You can see immediately in the preceding graph that the improvement in power for increases in N occurs much more rapidly for p = .6 than for p = .55. The difference is striking if you merge the two graphs into one, as shown below:

In planning a study, particularly when a grant proposal must be submitted with a proposed sample size, you must estimate what constitutes a reasonable minimum effect that you wish to detect, a minimum power to detect that effect, and the sample size that will achieve that desired level of power. This sample size can be obtained by analyzing the above graphs, or the Power Analysis module can calculate it directly. For example, if you request the minimum sample size required to achieve a power of .90 when p = .55, Power Analysis can calculate this directly. The result is reported in a spreadsheet, as below:

Results can also be reported in paragraph form suitable for inclusion in a grant proposal.  To do so, select the Also send to Report Window check box on the Options - Output Manager tab, select the Display supplementary information check box, and move the slider to Comprehensive. When the results spreadsheet is displayed, they are also sent to the report in paragraph form.

For a given level of power, a graph of sample size vs. p can show how sensitive the required sample size is to the actual value of p. This can be important in gauging how sensitive the estimate of a required sample size is. For example, the following graph shows values of N needed to achieve a power of .90 for various values of p, when the null hypothesis is that p = .50

The preceding graph demonstrates how the required N drops off rapidly as p varies from .55 to .60. To be able to reliably detect a difference of .05 (from the null hypothesized value of .50) requires an N greater than 800, but reliable detection of a difference of .10 requires an N of only around 200. Obviously, then, required sample size is somewhat difficult to pinpoint in this situation. It is much better to be aware of the overall performance of the statistical test against a range of possibilities before beginning an experiment, than to be informed of an unpleasant reality after the fact. For example, imagine that the experimenter had estimated the required sample size on the basis of reliably (with power of .90) detecting a p of .6. The experimenter budgets for a sample size of, say, 220, and imagines that minor departures of p from .6 will not require substantial differences in N. Only later does the experimenter realize that a small change in p requires a huge increase in N , and that the planning for the experiment was optimistic. In some such situations, a "window of opportunity" may close before the sample size can be adjusted upward.

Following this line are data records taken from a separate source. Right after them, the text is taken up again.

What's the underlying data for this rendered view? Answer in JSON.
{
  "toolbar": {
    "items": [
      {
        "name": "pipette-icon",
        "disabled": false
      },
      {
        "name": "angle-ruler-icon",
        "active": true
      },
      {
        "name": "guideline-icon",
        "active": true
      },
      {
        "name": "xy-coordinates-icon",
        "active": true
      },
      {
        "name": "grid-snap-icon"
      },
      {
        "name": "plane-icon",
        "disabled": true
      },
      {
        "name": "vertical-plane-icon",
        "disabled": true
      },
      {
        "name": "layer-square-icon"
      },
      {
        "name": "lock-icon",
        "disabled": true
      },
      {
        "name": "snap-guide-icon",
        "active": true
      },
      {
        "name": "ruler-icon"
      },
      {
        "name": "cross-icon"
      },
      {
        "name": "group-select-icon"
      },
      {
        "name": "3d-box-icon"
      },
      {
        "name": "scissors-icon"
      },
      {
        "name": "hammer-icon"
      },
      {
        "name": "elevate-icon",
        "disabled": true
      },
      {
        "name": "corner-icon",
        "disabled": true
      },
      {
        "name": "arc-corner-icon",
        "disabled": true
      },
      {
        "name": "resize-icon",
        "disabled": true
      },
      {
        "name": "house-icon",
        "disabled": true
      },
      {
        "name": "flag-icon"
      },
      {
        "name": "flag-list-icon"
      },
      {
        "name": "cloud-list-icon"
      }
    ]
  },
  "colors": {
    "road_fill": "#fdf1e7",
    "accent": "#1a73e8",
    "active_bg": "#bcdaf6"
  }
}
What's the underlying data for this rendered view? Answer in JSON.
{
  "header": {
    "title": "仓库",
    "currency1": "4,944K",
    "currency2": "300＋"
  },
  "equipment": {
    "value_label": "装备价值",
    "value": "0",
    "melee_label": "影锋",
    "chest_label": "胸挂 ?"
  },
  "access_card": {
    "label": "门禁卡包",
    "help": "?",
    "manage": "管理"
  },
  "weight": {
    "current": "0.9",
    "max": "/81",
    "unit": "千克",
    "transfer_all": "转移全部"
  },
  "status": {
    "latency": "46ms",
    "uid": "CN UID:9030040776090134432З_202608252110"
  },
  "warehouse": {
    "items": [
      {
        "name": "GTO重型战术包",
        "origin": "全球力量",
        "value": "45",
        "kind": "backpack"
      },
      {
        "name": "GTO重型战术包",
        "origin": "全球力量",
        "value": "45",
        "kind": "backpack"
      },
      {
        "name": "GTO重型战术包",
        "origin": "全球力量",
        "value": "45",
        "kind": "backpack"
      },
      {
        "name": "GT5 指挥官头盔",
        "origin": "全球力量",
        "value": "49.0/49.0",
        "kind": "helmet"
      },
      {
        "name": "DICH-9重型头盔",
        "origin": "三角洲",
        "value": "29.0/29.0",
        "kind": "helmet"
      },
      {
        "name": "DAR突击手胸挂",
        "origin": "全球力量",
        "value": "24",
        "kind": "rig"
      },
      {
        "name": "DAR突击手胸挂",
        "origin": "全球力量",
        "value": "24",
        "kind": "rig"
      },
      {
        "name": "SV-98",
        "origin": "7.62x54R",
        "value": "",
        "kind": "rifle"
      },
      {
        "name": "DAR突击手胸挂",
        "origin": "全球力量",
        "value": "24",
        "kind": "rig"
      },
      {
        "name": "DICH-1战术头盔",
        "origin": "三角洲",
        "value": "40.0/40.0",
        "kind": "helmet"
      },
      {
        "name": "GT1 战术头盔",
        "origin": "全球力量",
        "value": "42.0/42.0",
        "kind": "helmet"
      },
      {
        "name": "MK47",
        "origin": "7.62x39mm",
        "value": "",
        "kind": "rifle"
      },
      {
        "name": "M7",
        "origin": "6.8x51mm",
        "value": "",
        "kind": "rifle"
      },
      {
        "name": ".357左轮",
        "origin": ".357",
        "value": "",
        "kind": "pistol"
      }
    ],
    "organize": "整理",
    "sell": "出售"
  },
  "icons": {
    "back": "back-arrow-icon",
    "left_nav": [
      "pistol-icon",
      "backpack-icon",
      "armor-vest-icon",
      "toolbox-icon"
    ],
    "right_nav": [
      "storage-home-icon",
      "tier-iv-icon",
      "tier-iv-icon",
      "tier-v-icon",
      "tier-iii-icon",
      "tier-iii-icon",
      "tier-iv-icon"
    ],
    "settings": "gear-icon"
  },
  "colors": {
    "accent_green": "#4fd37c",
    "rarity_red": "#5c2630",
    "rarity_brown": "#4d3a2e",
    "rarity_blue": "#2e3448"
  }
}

Across a wide variety of analytic situations, power analysis and sample size estimation involve steps that are fundamentally the same:

  1. The type of analysis and null hypothesis are specified
  2. Power and required sample size for a reasonable range of effects is investigated.
  3. The sample size required to detect a reasonable experimental effect (i.e., departure from the null hypothesis), with a reasonable level of power, is calculated, while allowing for a reasonable margin of error.